Concessão de incentivos no pagamento do IR e IPI pela União implica em menor repasse aos municípios

O Supremo Tribunal Federal concluiu nesta quarta-feira (23/11) o julgamento que definiu que a concessão de incentivos fiscais do Imposto sobre Produtos Industrializados (IPI) e do Imposto de Renda (IR) leva à diminuição do montante destinado ao Fundo de Participação dos Municípios (FPM), composto por parte da arrecadação desses tributos.
Os ministros fixaram a tese em repercussão geral, que deverá ser seguida para que as outras instâncias da Justiça decidam em casos semelhantes.
A tese aprovada foi a seguinte: “É constitucional a concessão regular de incentivos, benefícios e isenção fiscais relativos ao IR e IPI por parte da União em relação a arrecadação ao FPM e devidas cotas do fundo de municipalidade”.
Relator do RE, o ministro Edison Fachin apresentou ao plenário outra proposta de tese, que foi ajustada pelos colegas.
Inicialmente, Fachin defendeu que a redação incluísse a expressão “redução do produto da arrecadação”, ficando: “É constitucional a redução do produto da arrecadação que lastreia o FPM e as respectivas cotas devidas as municipalidades em razão da concessão regular de incentivos, benefícios e isenções fiscais relativos a IR e IPI por parte da União”.
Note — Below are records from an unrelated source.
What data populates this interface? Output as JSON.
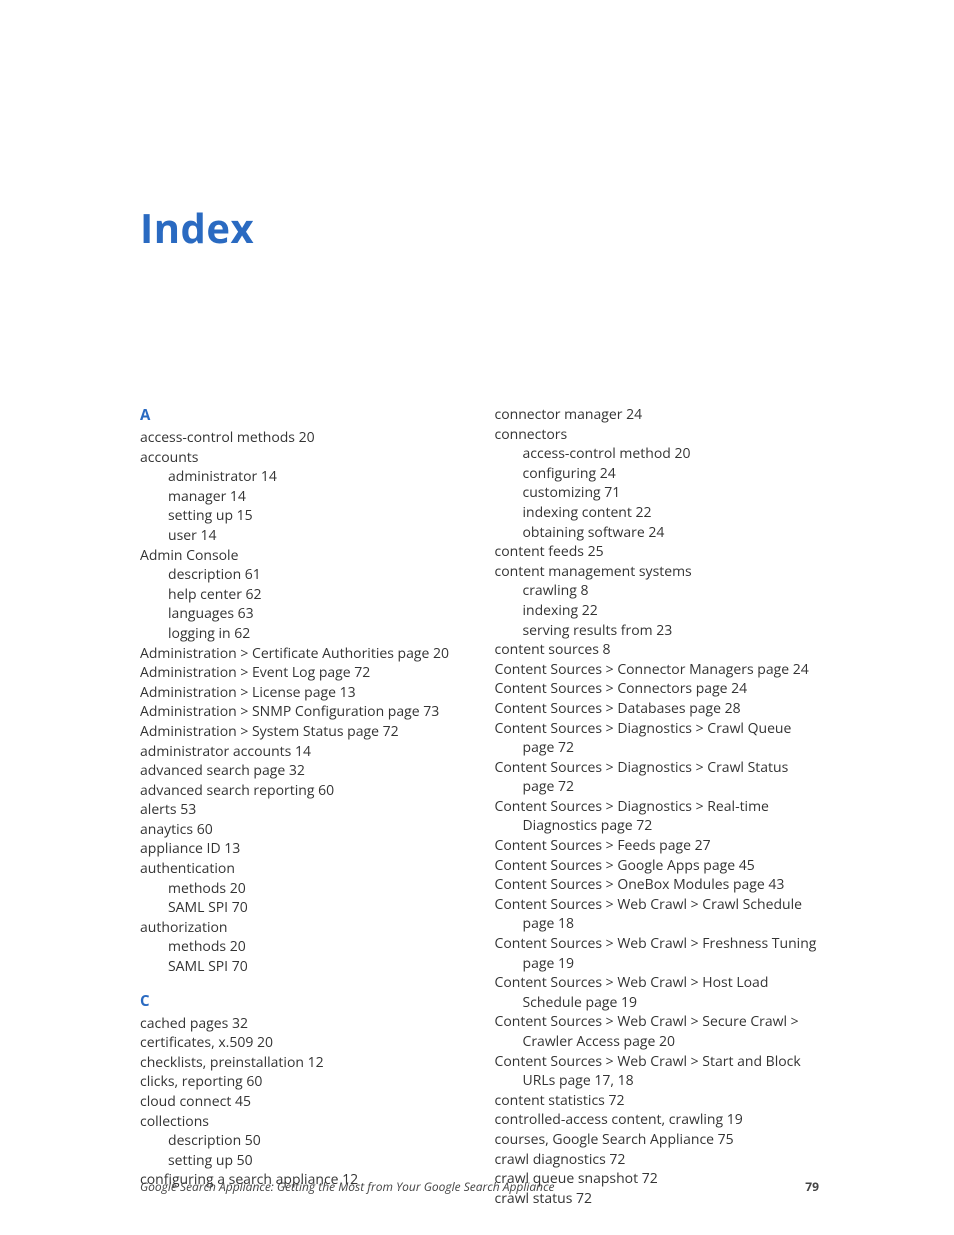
{
  "title": "Index",
  "footer": {
    "doc_title": "Google Search Appliance: Getting the Most from Your Google Search Appliance",
    "page_number": "79"
  },
  "sections": [
    {
      "letter": "A",
      "entries": [
        {
          "text": "access-control methods  20"
        },
        {
          "text": "accounts",
          "subs": [
            {
              "text": "administrator  14"
            },
            {
              "text": "manager  14"
            },
            {
              "text": "setting up  15"
            },
            {
              "text": "user  14"
            }
          ]
        },
        {
          "text": "Admin Console",
          "subs": [
            {
              "text": "description  61"
            },
            {
              "text": "help center  62"
            },
            {
              "text": "languages  63"
            },
            {
              "text": "logging in  62"
            }
          ]
        },
        {
          "text": "Administration > Certificate Authorities page  20"
        },
        {
          "text": "Administration > Event Log page  72"
        },
        {
          "text": "Administration > License page  13"
        },
        {
          "text": "Administration > SNMP Configuration page  73"
        },
        {
          "text": "Administration > System Status page  72"
        },
        {
          "text": "administrator accounts  14"
        },
        {
          "text": "advanced search page  32"
        },
        {
          "text": "advanced search reporting  60"
        },
        {
          "text": "alerts  53"
        },
        {
          "text": "anaytics  60"
        },
        {
          "text": "appliance ID  13"
        },
        {
          "text": "authentication",
          "subs": [
            {
              "text": "methods  20"
            },
            {
              "text": "SAML SPI  70"
            }
          ]
        },
        {
          "text": "authorization",
          "subs": [
            {
              "text": "methods  20"
            },
            {
              "text": "SAML SPI  70"
            }
          ]
        }
      ]
    },
    {
      "letter": "C",
      "entries": [
        {
          "text": "cached pages  32"
        },
        {
          "text": "certificates, x.509  20"
        },
        {
          "text": "checklists, preinstallation  12"
        },
        {
          "text": "clicks, reporting  60"
        },
        {
          "text": "cloud connect  45"
        },
        {
          "text": "collections",
          "subs": [
            {
              "text": "description  50"
            },
            {
              "text": "setting up  50"
            }
          ]
        },
        {
          "text": "configuring a search appliance  12"
        },
        {
          "text": "connector manager  24"
        },
        {
          "text": "connectors",
          "subs": [
            {
              "text": "access-control method  20"
            },
            {
              "text": "configuring  24"
            },
            {
              "text": "customizing  71"
            },
            {
              "text": "indexing content  22"
            },
            {
              "text": "obtaining software  24"
            }
          ]
        },
        {
          "text": "content feeds  25"
        },
        {
          "text": "content management systems",
          "subs": [
            {
              "text": "crawling  8"
            },
            {
              "text": "indexing  22"
            },
            {
              "text": "serving results from  23"
            }
          ]
        },
        {
          "text": "content sources  8"
        },
        {
          "text": "Content Sources > Connector Managers page  24"
        },
        {
          "text": "Content Sources > Connectors page  24"
        },
        {
          "text": "Content Sources > Databases page  28"
        },
        {
          "text": "Content Sources > Diagnostics > Crawl Queue page  72",
          "hang": true
        },
        {
          "text": "Content Sources > Diagnostics > Crawl Status page  72",
          "hang": true
        },
        {
          "text": "Content Sources > Diagnostics > Real-time Diagnostics page  72",
          "hang": true
        },
        {
          "text": "Content Sources > Feeds page  27"
        },
        {
          "text": "Content Sources > Google Apps page  45"
        },
        {
          "text": "Content Sources > OneBox Modules page  43"
        },
        {
          "text": "Content Sources > Web Crawl > Crawl Schedule page  18",
          "hang": true
        },
        {
          "text": "Content Sources > Web Crawl > Freshness Tuning page  19",
          "hang": true
        },
        {
          "text": "Content Sources > Web Crawl > Host Load Schedule page  19",
          "hang": true
        },
        {
          "text": "Content Sources > Web Crawl > Secure Crawl > Crawler Access page  20",
          "hang": true
        },
        {
          "text": "Content Sources > Web Crawl > Start and Block URLs page  17, 18",
          "hang": true
        },
        {
          "text": "content statistics  72"
        },
        {
          "text": "controlled-access content, crawling  19"
        },
        {
          "text": "courses, Google Search Appliance  75"
        },
        {
          "text": "crawl diagnostics  72"
        },
        {
          "text": "crawl queue snapshot  72"
        },
        {
          "text": "crawl status  72"
        }
      ]
    }
  ]
}
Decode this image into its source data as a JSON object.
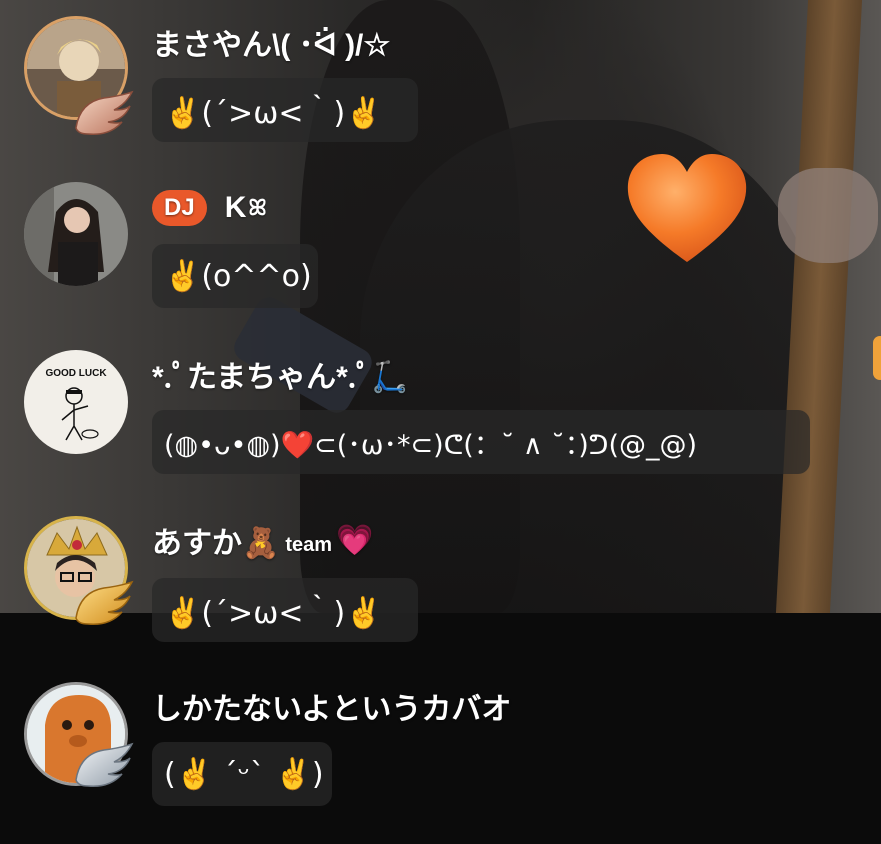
{
  "colors": {
    "dj_badge": "#e9582a",
    "bubble_bg": "rgba(40,40,40,0.72)",
    "heart": "#f07a2a"
  },
  "messages": [
    {
      "name": "まさやん\\( ･ᐛ )/☆",
      "text": "✌️(´>ω<｀)✌️",
      "avatar_icon": "blonde-character-avatar",
      "has_wing_badge": true
    },
    {
      "badge": "DJ",
      "name": "K",
      "name_suffix": "ꕤ",
      "text": "✌️(o^^o)",
      "avatar_icon": "woman-photo-avatar",
      "has_wing_badge": false
    },
    {
      "name": "*.ﾟたまちゃん*.ﾟ🛴",
      "text": "(◍•ᴗ•◍)❤️⊂(･ω･*⊂)ᕦ(：˘ ∧ ˘：)ᕤ(@_@)",
      "avatar_icon": "good-luck-sketch-avatar",
      "avatar_text": "GOOD LUCK",
      "has_wing_badge": false
    },
    {
      "name": "あすか🧸",
      "name_small": "team",
      "name_emoji": "💗",
      "text": "✌️(´>ω<｀)✌️",
      "avatar_icon": "crowned-boy-avatar",
      "has_wing_badge": true
    },
    {
      "name": "しかたないよというカバオ",
      "text": "(✌️ ´ᵕ` ✌️)",
      "avatar_icon": "orange-character-avatar",
      "has_wing_badge": true
    }
  ]
}
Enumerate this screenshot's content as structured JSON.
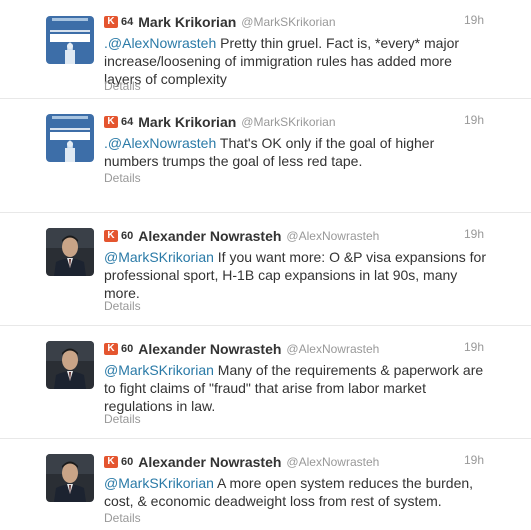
{
  "details_label": "Details",
  "tweets": [
    {
      "klout": "64",
      "name": "Mark Krikorian",
      "handle": "@MarkSKrikorian",
      "time": "19h",
      "mention": ".@AlexNowrasteh",
      "body": " Pretty thin gruel. Fact is, *every* major increase/loosening of immigration rules has added more layers of complexity",
      "avatar": "immigration-book-icon"
    },
    {
      "klout": "64",
      "name": "Mark Krikorian",
      "handle": "@MarkSKrikorian",
      "time": "19h",
      "mention": ".@AlexNowrasteh",
      "body": " That's OK only if the goal of higher numbers trumps the goal of less red tape.",
      "avatar": "immigration-book-icon"
    },
    {
      "klout": "60",
      "name": "Alexander Nowrasteh",
      "handle": "@AlexNowrasteh",
      "time": "19h",
      "mention": "@MarkSKrikorian",
      "body": " If you want more: O &P visa expansions for professional sport, H-1B cap expansions in lat 90s, many more.",
      "avatar": "person-photo-icon"
    },
    {
      "klout": "60",
      "name": "Alexander Nowrasteh",
      "handle": "@AlexNowrasteh",
      "time": "19h",
      "mention": "@MarkSKrikorian",
      "body": " Many of the requirements & paperwork are to fight claims of \"fraud\" that arise from labor market regulations in law.",
      "avatar": "person-photo-icon"
    },
    {
      "klout": "60",
      "name": "Alexander Nowrasteh",
      "handle": "@AlexNowrasteh",
      "time": "19h",
      "mention": "@MarkSKrikorian",
      "body": " A more open system reduces the burden, cost, & economic deadweight loss from rest of system.",
      "avatar": "person-photo-icon"
    }
  ]
}
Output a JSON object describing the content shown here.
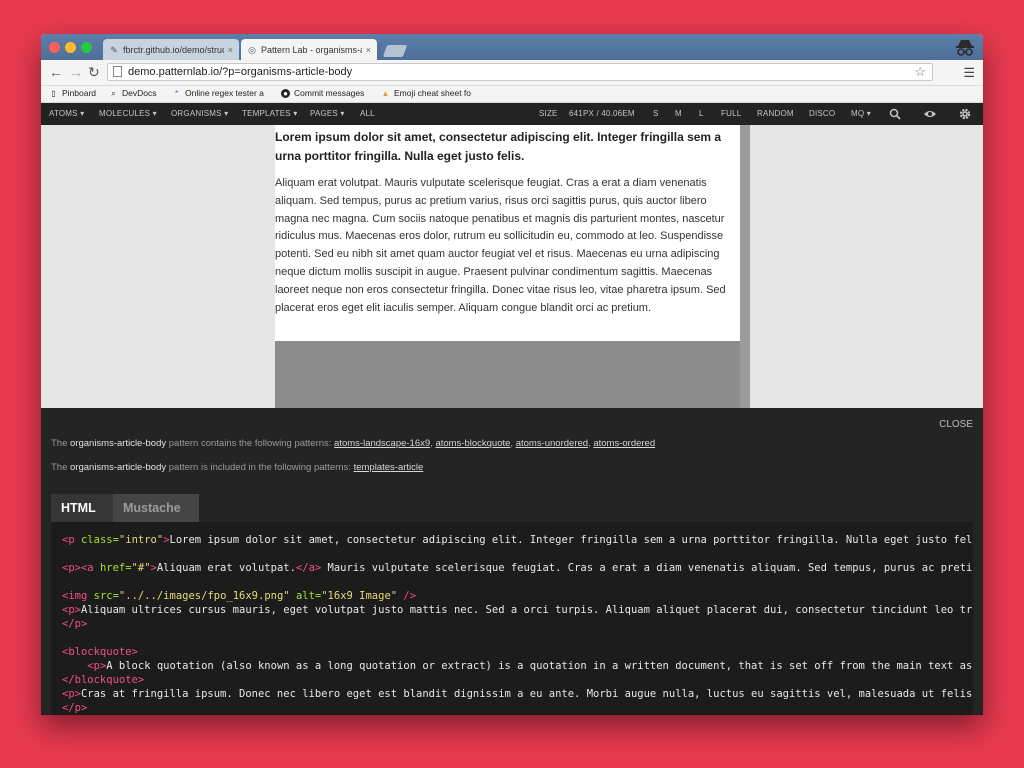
{
  "browser": {
    "tabs": [
      {
        "title": "fbrctr.github.io/demo/struc",
        "close": "×",
        "active": false
      },
      {
        "title": "Pattern Lab - organisms-a",
        "close": "×",
        "active": true
      }
    ],
    "url": "demo.patternlab.io/?p=organisms-article-body",
    "bookmarks": [
      {
        "label": "Pinboard",
        "icon": "page-icon"
      },
      {
        "label": "DevDocs",
        "icon": "search-icon"
      },
      {
        "label": "Online regex tester a",
        "icon": "regex-icon"
      },
      {
        "label": "Commit messages",
        "icon": "github-icon"
      },
      {
        "label": "Emoji cheat sheet fo",
        "icon": "thumbs-up-icon"
      }
    ]
  },
  "toolbar": {
    "nav": [
      "ATOMS ▾",
      "MOLECULES ▾",
      "ORGANISMS ▾",
      "TEMPLATES ▾",
      "PAGES ▾",
      "ALL"
    ],
    "size_label": "SIZE",
    "size_value": "641PX / 40.06EM",
    "sizes": [
      "S",
      "M",
      "L",
      "FULL",
      "RANDOM",
      "DISCO",
      "MQ ▾"
    ]
  },
  "article": {
    "intro": "Lorem ipsum dolor sit amet, consectetur adipiscing elit. Integer fringilla sem a urna porttitor fringilla. Nulla eget justo felis.",
    "paragraph": "Aliquam erat volutpat. Mauris vulputate scelerisque feugiat. Cras a erat a diam venenatis aliquam. Sed tempus, purus ac pretium varius, risus orci sagittis purus, quis auctor libero magna nec magna. Cum sociis natoque penatibus et magnis dis parturient montes, nascetur ridiculus mus. Maecenas eros dolor, rutrum eu sollicitudin eu, commodo at leo. Suspendisse potenti. Sed eu nibh sit amet quam auctor feugiat vel et risus. Maecenas eu urna adipiscing neque dictum mollis suscipit in augue. Praesent pulvinar condimentum sagittis. Maecenas laoreet neque non eros consectetur fringilla. Donec vitae risus leo, vitae pharetra ipsum. Sed placerat eros eget elit iaculis semper. Aliquam congue blandit orci ac pretium."
  },
  "panel": {
    "close": "CLOSE",
    "contains": {
      "prefix": "The",
      "name": "organisms-article-body",
      "text": "pattern contains the following patterns:",
      "links": [
        "atoms-landscape-16x9",
        "atoms-blockquote",
        "atoms-unordered",
        "atoms-ordered"
      ]
    },
    "included": {
      "prefix": "The",
      "name": "organisms-article-body",
      "text": "pattern is included in the following patterns:",
      "links": [
        "templates-article"
      ]
    },
    "tabs": [
      "HTML",
      "Mustache"
    ],
    "code": {
      "l1_text": "Lorem ipsum dolor sit amet, consectetur adipiscing elit. Integer fringilla sem a urna porttitor fringilla. Nulla eget justo felis.",
      "l2_link": "Aliquam erat volutpat.",
      "l2_text": " Mauris vulputate scelerisque feugiat. Cras a erat a diam venenatis aliquam. Sed tempus, purus ac pretium varius,",
      "l3_src": "\"../../images/fpo_16x9.png\"",
      "l3_alt": "\"16x9 Image\"",
      "l4_text": "Aliquam ultrices cursus mauris, eget volutpat justo mattis nec. Sed a orci turpis. Aliquam aliquet placerat dui, consectetur tincidunt leo tristique",
      "l6_text": "A block quotation (also known as a long quotation or extract) is a quotation in a written document, that is set off from the main text as a paragraph",
      "l8_text": "Cras at fringilla ipsum. Donec nec libero eget est blandit dignissim a eu ante. Morbi augue nulla, luctus eu sagittis vel, malesuada ut felis."
    }
  },
  "colors": {
    "background": "#e8394f",
    "panel_bg": "#242424",
    "tag": "#f24f8c",
    "attr": "#a6e22e",
    "string": "#e6db74"
  }
}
O ministro Marco Aurélio sustentou que a medida representaria uma contradição, uma vez que não efetiva diminuição da arrecadação. “Não há redução da arrecadação, o que não se verifica justamente”, afirmou.
O relator deixou claro em seu voto que a expressão “redução do produto” não implica que esteja diante de arrecadação material de tributo, mas aceitou fazer uma adaptação no texto para evitar “eventual contradição”.
Presidente do STF, a ministra Cármen Lúcia afirmou que a tese contempla o que ficou assentado no julgamento. “Nós decidimos que a União pode conceder benefício na forma regular e que isso significa que a União repassa o que foi arrecadado.”
Na semana passada, o STF negou pedido do Município de Itabi (SE) para manter inalterada os repasses que recebia da União, reduzidos após a concessão desses benefícios fiscais pelo governo federal.
A maioria dos ministros acompanhou o voto do relator, no sentido do desprovimento do recurso. Segundo o Fachin, o poder de arrecadar atribuído à União implica também o poder de isentar.
Assim, quando a Constituição Federal determina que o FPM será composto pelo produto dos dois impostos, isso inclui o resultado das desonerações.
De acordo com o inciso I do artigo 159 da Constituição Federal, a União deve entregar 22,5% do “produto da arrecadação” do IR e do IPI ao Fundo de Participação dos Municípios.
Segundo o entendimento do ministro, incentivos e renúncias são o inverso do tributo. “O poder de isentar é decorrência lógica do poder de tributar. O verso e o inverso de uma mesma moeda”, afirmou. Para ele, é constitucional a redução da arrecadação que lastreia o FPM quando ela é decorrente da concessão regular de incentivos, benefícios e isenções fiscais relativas ao IPI e o IR.